LXII.
O ye faint touches, that but tire the gaze,
Casting reflection on incompetence;
O all ye thoughts, that weave truth’s tangled maze,
Would we might grasp your spirit’s hidden sense:
Man is shut out from what himself assists;
Too dear-bought self, rich privilege to conceal,
Strange substance, individualized, that twists
A web, it knows not how, more stiff than steel:
Man knows not how, or wherefore, whence, or why;
He thinks that he must go; whither? he doubts,
Creeds he must form and hopes; he cannot fly,
And haply would not, fostering fears he scouts;
Thrown on the world, he’d lose, in the world’s din,
Too fine perception of sad worlds within.
LXIII.
And Death is the glad clasp of knotted braids;
Death seals the circlet, that Life gradual twines;
In all that’s fair, Death, inartistic, trades;
Beauty he saps, beleaguering Youth with mines;
O, art thou usher to a fuller world,
Grim Death, whose smile is cased in a frown?
Or speak’st thou only to an infant curl’d,
Dreaming a moment in a bed of down?
Stalk not too proudly, ravisher of life,
Thy boast shall reach no pearl in Nature’s casket;
What sinks, benumb’d, though lovely, in the strife
Shall cast the slough, that could a moment mask it.
I cannot wholly hate nor love thee, Death,
Thou tak’st my life, but robb’st my friend of breath.
LXIV.
Doubt struggles into Faith, and calls it life,
Hopes turn to gods, and fears take demon forms;
Man must be somewhere stayed in this strange strife;
He feels himself so weak against its storms.

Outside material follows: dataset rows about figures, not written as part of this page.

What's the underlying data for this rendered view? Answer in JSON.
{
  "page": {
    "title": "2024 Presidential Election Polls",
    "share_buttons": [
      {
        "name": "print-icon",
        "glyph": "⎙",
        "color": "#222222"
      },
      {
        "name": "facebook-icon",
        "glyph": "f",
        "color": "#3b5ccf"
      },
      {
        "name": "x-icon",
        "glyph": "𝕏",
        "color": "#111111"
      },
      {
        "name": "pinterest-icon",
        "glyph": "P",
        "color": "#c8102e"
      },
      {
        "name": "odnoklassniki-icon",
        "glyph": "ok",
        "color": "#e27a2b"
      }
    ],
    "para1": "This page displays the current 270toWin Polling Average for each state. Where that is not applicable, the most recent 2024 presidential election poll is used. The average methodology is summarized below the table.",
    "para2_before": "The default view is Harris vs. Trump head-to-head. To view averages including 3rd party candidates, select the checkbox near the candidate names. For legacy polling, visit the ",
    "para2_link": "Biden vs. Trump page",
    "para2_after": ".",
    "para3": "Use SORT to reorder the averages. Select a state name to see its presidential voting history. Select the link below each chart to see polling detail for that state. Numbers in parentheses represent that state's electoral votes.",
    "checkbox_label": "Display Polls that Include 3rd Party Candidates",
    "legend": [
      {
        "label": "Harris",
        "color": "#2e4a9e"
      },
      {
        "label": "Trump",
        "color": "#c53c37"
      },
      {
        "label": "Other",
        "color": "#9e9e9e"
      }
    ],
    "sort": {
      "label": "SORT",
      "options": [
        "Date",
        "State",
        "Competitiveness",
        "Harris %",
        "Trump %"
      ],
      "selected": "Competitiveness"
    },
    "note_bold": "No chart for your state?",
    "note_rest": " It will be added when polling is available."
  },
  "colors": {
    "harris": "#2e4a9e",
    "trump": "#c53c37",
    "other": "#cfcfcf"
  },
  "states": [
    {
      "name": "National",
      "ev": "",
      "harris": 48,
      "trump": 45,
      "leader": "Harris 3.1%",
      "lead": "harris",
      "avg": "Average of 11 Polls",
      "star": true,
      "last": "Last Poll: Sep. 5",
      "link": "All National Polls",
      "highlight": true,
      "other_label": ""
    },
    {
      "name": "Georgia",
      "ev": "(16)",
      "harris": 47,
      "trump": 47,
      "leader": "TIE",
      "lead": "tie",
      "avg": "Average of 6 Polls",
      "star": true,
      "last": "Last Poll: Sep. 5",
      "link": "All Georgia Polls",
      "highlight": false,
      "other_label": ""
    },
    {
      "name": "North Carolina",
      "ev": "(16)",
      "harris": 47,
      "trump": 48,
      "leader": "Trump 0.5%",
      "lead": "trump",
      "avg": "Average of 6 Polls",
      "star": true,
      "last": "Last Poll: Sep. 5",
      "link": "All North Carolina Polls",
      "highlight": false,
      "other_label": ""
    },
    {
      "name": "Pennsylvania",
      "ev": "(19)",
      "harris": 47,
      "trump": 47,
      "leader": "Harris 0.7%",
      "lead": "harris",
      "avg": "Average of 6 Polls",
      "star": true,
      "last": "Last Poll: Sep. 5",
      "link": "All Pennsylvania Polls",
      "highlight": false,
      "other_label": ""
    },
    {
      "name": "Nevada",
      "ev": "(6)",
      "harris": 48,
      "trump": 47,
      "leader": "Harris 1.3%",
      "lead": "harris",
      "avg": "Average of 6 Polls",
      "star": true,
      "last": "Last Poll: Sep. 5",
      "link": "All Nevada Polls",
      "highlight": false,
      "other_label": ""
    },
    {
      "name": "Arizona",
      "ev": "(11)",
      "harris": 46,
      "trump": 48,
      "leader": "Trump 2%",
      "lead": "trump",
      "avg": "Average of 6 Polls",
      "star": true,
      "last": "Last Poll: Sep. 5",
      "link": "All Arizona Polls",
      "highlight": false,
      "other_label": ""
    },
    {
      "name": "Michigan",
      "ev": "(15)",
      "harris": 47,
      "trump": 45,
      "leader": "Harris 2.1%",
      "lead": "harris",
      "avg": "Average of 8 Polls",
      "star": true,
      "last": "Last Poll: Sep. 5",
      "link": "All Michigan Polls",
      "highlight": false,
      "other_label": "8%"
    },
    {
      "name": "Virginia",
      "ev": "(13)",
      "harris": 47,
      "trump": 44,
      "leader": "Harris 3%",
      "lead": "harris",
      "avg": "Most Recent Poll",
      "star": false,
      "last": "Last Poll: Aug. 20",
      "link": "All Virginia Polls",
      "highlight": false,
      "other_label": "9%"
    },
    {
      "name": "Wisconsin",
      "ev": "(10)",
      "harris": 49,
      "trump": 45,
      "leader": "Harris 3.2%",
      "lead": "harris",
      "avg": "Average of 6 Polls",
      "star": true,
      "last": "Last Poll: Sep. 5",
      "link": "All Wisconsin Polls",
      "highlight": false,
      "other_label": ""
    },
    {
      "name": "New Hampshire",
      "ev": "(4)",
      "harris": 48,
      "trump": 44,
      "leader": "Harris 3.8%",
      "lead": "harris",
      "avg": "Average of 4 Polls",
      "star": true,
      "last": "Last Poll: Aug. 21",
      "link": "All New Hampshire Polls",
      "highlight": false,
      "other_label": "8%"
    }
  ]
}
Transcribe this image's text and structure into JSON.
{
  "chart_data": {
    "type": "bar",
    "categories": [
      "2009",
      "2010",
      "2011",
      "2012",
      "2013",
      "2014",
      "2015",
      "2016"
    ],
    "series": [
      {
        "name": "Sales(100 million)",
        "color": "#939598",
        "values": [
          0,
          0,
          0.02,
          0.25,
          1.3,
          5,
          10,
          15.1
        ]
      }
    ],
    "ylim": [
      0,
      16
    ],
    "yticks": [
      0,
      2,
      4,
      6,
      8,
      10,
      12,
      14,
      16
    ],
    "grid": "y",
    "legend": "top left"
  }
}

Dim eyes he strains into futurity;
Weak arms, extending, gropes to find his road;
His fingers clutch at what seems Purity;
Thank Heaven! he sees not all their ghastly load.
And, whether all footpaths lead to the same place,
Or the weed hope blossoms into a flower;
Or whether all struggle in a phantom race,
And blow the bubbles of fame, love and power;
All this he knows not, somewhere he would rest,
By pleasure, or content, aye so ’twere best.